She Fails To Cry Your Name
I can hear, from the distance, Beth Orton’s (wonderful) “She Cries Your Name” and I’m reminded of that time in my life, when the single came out in the middle of all the other whirlwind and wonder that was happening. It was the final year of my bachelors degree in art school, and despite that theoretically being the year when I should’ve buckled down and started working my ass off, the opposite happened; the idea of “free study” (In other words, you manage your own time as opposed to being given set projects, with the understanding that you’ll do so responsibly and have a strong body of work to show at the end of the year) somehow translating in my head into the potential to just do whatever seemed like a good idea at the time. Including, at one point, going to London for a week with my best friend, and staying at his brother’s apartment.
There was, I think, some rationale at the time as to why this was a good idea. I can’t remember what it was, which is always a sign that it wasn’t the real reason why we’d gone down there, and to be honest, all I really remember about the trip was going to the Good Mixer (or some Camden pub, but I’m pretty sure it was the Mixer, famed at that point as the birthplace of Britpop), doing lots of sketches and taking lots of photographs, lazily lying around the apartment, and the way that the best friend’s brother’s girlfriend couldn’t pronounce my name. Oh, and being on a tube train across from Beth Orton.

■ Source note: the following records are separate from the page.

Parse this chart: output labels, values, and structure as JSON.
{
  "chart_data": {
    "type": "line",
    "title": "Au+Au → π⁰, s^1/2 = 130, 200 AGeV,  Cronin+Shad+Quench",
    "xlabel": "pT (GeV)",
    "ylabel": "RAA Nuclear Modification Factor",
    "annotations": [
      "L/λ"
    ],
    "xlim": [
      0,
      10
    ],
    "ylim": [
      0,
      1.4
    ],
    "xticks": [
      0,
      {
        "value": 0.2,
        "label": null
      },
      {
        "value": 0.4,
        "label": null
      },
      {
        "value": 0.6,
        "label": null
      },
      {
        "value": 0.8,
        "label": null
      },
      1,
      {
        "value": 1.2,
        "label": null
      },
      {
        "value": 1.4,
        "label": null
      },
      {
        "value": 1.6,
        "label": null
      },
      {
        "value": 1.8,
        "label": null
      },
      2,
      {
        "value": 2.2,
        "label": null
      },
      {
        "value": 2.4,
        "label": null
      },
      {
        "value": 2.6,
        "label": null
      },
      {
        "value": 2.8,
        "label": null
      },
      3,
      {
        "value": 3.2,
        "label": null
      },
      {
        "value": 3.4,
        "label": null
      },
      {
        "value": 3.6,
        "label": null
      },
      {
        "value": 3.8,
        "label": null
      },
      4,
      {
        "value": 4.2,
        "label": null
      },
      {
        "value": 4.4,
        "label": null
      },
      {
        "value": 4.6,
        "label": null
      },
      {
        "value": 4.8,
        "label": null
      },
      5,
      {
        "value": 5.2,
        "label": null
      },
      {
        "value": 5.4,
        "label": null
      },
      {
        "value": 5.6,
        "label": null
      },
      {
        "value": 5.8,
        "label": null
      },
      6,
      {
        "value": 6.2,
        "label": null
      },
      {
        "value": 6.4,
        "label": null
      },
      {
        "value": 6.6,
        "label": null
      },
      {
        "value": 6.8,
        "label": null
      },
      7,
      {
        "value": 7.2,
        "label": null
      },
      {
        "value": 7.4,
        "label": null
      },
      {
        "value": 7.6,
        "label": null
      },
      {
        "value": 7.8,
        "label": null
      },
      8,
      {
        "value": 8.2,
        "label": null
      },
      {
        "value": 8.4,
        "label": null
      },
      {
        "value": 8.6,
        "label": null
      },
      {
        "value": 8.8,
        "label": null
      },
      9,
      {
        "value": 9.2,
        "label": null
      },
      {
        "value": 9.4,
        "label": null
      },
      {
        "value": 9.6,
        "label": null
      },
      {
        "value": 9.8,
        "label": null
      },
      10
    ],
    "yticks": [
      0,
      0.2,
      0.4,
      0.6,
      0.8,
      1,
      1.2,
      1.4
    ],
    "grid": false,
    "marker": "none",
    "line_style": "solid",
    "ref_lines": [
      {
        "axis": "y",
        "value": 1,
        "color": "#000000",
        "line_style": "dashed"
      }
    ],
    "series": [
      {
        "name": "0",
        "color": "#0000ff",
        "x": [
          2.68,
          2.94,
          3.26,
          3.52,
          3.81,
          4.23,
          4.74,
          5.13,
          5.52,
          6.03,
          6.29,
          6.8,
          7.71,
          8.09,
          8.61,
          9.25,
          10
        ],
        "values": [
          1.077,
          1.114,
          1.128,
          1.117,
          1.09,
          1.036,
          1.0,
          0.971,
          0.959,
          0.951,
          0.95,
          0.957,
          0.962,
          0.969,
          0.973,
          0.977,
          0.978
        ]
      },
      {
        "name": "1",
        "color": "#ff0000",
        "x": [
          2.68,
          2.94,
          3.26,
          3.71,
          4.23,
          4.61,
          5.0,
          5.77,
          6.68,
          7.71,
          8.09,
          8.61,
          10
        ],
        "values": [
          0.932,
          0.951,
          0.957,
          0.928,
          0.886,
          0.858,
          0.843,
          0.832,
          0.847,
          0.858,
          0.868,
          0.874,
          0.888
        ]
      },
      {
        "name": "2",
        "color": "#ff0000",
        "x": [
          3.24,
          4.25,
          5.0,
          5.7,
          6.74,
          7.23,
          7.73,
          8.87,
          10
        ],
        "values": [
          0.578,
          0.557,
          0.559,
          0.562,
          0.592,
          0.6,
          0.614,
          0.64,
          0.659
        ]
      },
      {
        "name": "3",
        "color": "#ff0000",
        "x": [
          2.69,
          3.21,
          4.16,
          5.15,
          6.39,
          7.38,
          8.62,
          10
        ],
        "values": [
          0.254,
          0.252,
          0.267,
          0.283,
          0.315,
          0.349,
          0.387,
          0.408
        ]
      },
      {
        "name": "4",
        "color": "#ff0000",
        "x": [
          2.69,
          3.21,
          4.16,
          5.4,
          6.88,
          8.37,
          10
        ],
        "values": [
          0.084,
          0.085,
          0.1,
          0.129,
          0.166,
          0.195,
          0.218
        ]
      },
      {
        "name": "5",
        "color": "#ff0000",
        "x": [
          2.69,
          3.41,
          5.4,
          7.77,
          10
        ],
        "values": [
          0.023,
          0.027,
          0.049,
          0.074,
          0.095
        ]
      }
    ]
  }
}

The worst part about that last bit was that I didn’t realize it was Beth Orton in time. I spent most of the time looking at her, knowing that she was familiar for some reason, but not remembering where I knew her from. I remember her expression as she realized what I was doing, going from confusion to bemusement to being kind of pissed off (This was before her first solo album had come out, and she wasn’t really famous as such; I’d actually met her before, outside of a Red Snapper gig when she was singing with them, but it was one of those embarrassing “Oh you’re really cute I can’t talk to you oh what is that language I’m supposed to know oh yeah English” moments that I’d rather not remember, and was glad that she clearly didn’t). By the time I did remember who she was, she was getting off the train. I remember thinking at the time that it was a missed opportunity, but also being relieved.
Months later, her album came out and was kind of shit. I felt slightly better about not remember who she was earlier, then.